The truism that diversity is strength is borne out by the current health of the biomedical research enterprise in the United States. The past few years have seen a surge in philanthropic funding for biomedicine. Entrepreneurs who made their fortunes in high-tech industry have started giving their spare millions to leading researchers (see page 140), and established players such as the Howard Hughes Medical Institute (HHMI) have continued to grow.

With the budget of the National Institutes of Health (NIH) also on the rise (see page 134), there is much for bench researchers to celebrate. But the new philanthropists have done more than simply increase the resources available for biomedical research. They have also provided an alternative to the bureaucracy associated with traditional grant applications. Rather than asking researchers to fill in forms running to 25 pages or more, and subjecting these to careful, but cumbersome, peer review, some philanthropists have adopted an aggressive strategy of picking potential winners. For the researchers singled out, the experience is liberating. The treadmill of chasing federal research dollars is replaced by a refreshing focus on producing results.

It would be foolish to suggest that the NIH should abandon its traditional 'study sections', through which peer-review panels consider the merits of competing proposals. This system may be conservative and slow, but it is the most accountable way of ensuring quality control that we know. In a period of long-term budget growth, however, the NIH should consider whether some of its riches might be distributed using similar methods to those adopted by the new philanthropies.

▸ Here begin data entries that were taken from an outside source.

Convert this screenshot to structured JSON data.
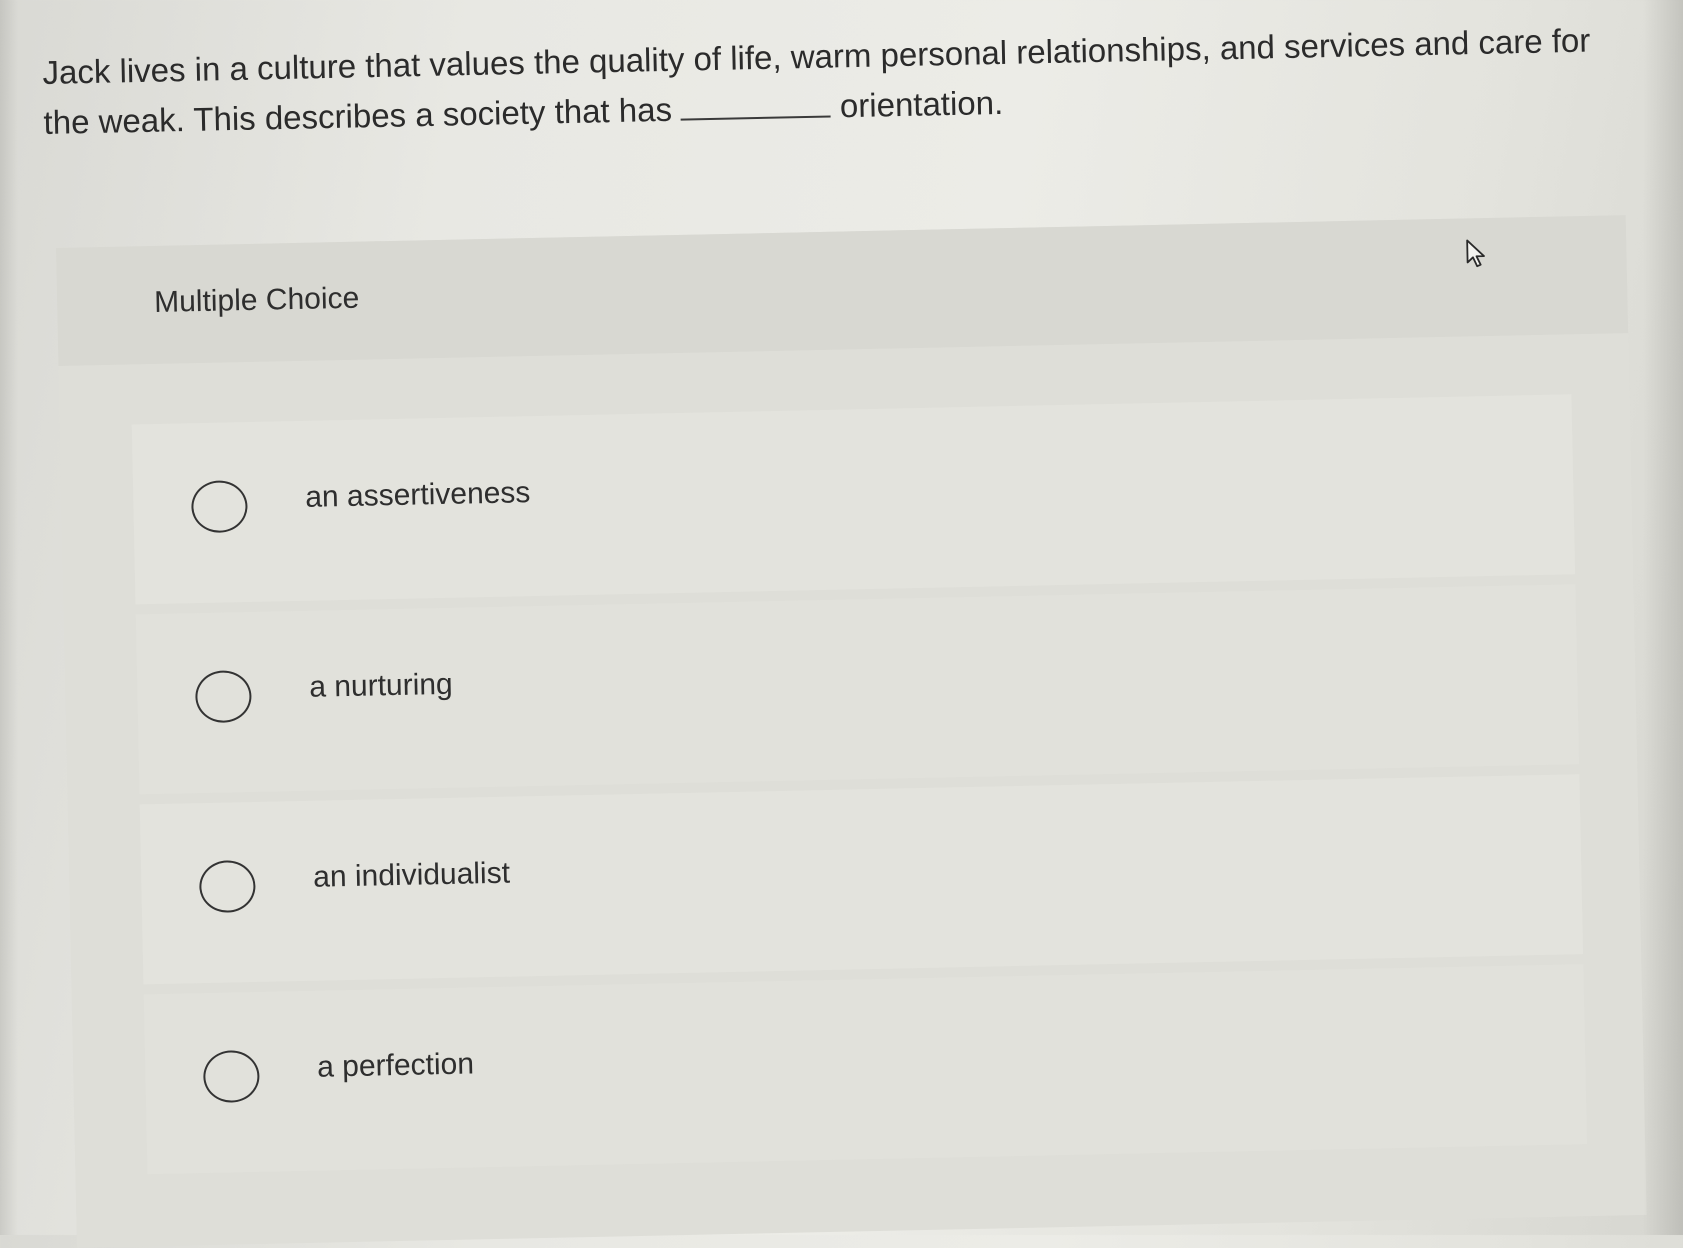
{
  "question": {
    "text_before_blank": "Jack lives in a culture that values the quality of life, warm personal relationships, and services and care for the weak. This describes a society that has",
    "text_after_blank": "orientation."
  },
  "panel": {
    "title": "Multiple Choice",
    "cursor_icon": "mouse-pointer-icon"
  },
  "options": [
    {
      "label": "an assertiveness",
      "selected": false
    },
    {
      "label": "a nurturing",
      "selected": false
    },
    {
      "label": "an individualist",
      "selected": false
    },
    {
      "label": "a perfection",
      "selected": false
    }
  ],
  "colors": {
    "text": "#2e2e2e",
    "panel_bg": "#deded8",
    "radio_border": "#333333"
  }
}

There is otherwise a danger that the NIH will find itself becoming the second port of call for the most talented biomedical researchers. The HHMI supports only around 350 investigators, but these individuals account for a disproportionate number of the most highly cited papers. And if one of Silicon Valley's multimillionaires is prepared to give you hundreds of thousands of dollars to pursue a novel line of research, why bother waiting around for NIH funding?

There is also the long-term health of US biomedicine to consider. The NIH could argue that established foundations and the new philanthropies are already ensuring a diversity of modes of funding. But philanthropists can take away, as well as give. High-tech companies are already feeling the chill winds of an economic slowdown. And as their founders begin to feel the pinch, there can be no guarantee that they will continue pouring money into biomedical research labs.

In rising to this challenge, the NIH does not even have to invent a model of federal research funding. It could simply follow the example of the Defense Advanced Research Projects Agency (DARPA). This body hires temporary programme managers from academia, and gives them almost complete freedom to fund innovative, high-risk projects. Despite its lack of obvious accountability, Congress tolerates this model because DARPA contributes to national security. Do the potential gains for human health not justify spending a few hundred million dollars of the NIH's budget in a similar way?